Tuesday, May 20, 2008

Limbo

This has been a rough week/month/season for me. I decided in January to take the LSAT on June 16th and probably attend law school in the Fall of 2009. This decision, in itself, was momentous for me and I'm still coming to grips with it (if you talk to me about it, I'll still equivocate and act like it depends on the LSAT). I don't know why that is, but I think it is helping to contribute to my current frustrations.

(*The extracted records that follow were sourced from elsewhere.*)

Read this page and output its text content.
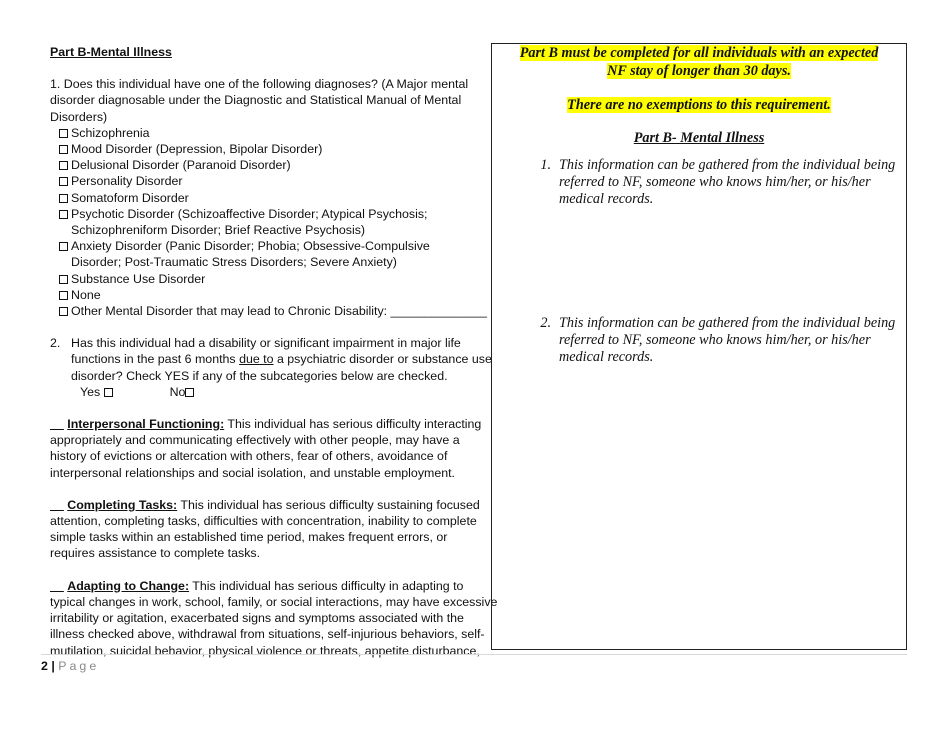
Part B-Mental Illness
1. Does this individual have one of the following diagnoses? (A Major mental
disorder diagnosable under the Diagnostic and Statistical Manual of Mental
Disorders)
Schizophrenia
Mood Disorder (Depression, Bipolar Disorder)
Delusional Disorder (Paranoid Disorder)
Personality Disorder
Somatoform Disorder
Psychotic Disorder (Schizoaffective Disorder; Atypical Psychosis;
Schizophreniform Disorder; Brief Reactive Psychosis)
Anxiety Disorder (Panic Disorder; Phobia; Obsessive-Compulsive
Disorder; Post-Traumatic Stress Disorders; Severe Anxiety)
Substance Use Disorder
None
Other Mental Disorder that may lead to Chronic Disability: ______________
2. Has this individual had a disability or significant impairment in major life
functions in the past 6 months due to a psychiatric disorder or substance use
disorder? Check YES if any of the subcategories below are checked.
Yes	No
__ Interpersonal Functioning: This individual has serious difficulty interacting
appropriately and communicating effectively with other people, may have a
history of evictions or altercation with others, fear of others, avoidance of
interpersonal relationships and social isolation, and unstable employment.
__ Completing Tasks: This individual has serious difficulty sustaining focused
attention, completing tasks, difficulties with concentration, inability to complete
simple tasks within an established time period, makes frequent errors, or
requires assistance to complete tasks.
__ Adapting to Change: This individual has serious difficulty in adapting to
typical changes in work, school, family, or social interactions, may have excessive
irritability or agitation, exacerbated signs and symptoms associated with the
illness checked above, withdrawal from situations, self-injurious behaviors, self-
mutilation, suicidal behavior, physical violence or threats, appetite disturbance,
Part B must be completed for all individuals with an expected
NF stay of longer than 30 days.
There are no exemptions to this requirement.
Part B- Mental Illness
1. This information can be gathered from the individual being referred to NF, someone who knows him/her, or his/her medical records.
2. This information can be gathered from the individual being referred to NF, someone who knows him/her, or his/her medical records.
2 | Page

Since I decided to take up the LSAT as my secondary occupation, I have felt a sudden lack of progress in my life and almost a letdown following a very important set of personal revelations. It's only getting worse this week as the countdown has reached T-minus one month until the big test and I've progressed only a few points since I started studying six months ago. Where is this test going to take me? Can my goals survive a disappointing test score? What do I know about being a lawyer?

This time of waiting has allowed a strong sense of self-doubt to creep back into my life. I am trying my best to stem this tide and prohibit it from seeping into my personal life, but I'm afraid that I am failing miserably at that too. It is during these times where I really wish that I believed in pre-destination. I wish that God forced us down a particular, well-lit path through a beautiful safe neighborhood. It doesn't quite work out that way, however. I feel like instead of that path, I'm standing still, in a dark room with a small distant light in the distance.

I don't believe in limbo either, but, I can now understand what it feels like to spend time there. I will keep praying for patience and for guidance and I ask for yours' as well. I have faith that, with God's help, I will get out of this rut and my path will become clearer after my test, but in the meantime, I must keep my eyes on that light and keep moving my legs towards it.

1 comment:

Amy said...

Limbo. I so understand that! But I don't believe in predestination either, as much as I'd like to. What I do believe is that there isn't always a right path and a wrong path. Sometimes there's just a better one, sometimes there's a best one, and we just need to pick one. This is good news and bad news. Bad news: having to pick is hard, and thinking that one path is right and one is wrong sometimes makes it easier. But life isn't black and white like that. Good news: Whatever happens, whatever you choose, God can work it out for the good. I'll be praying for you as you work out what you want to be doing next, Joe!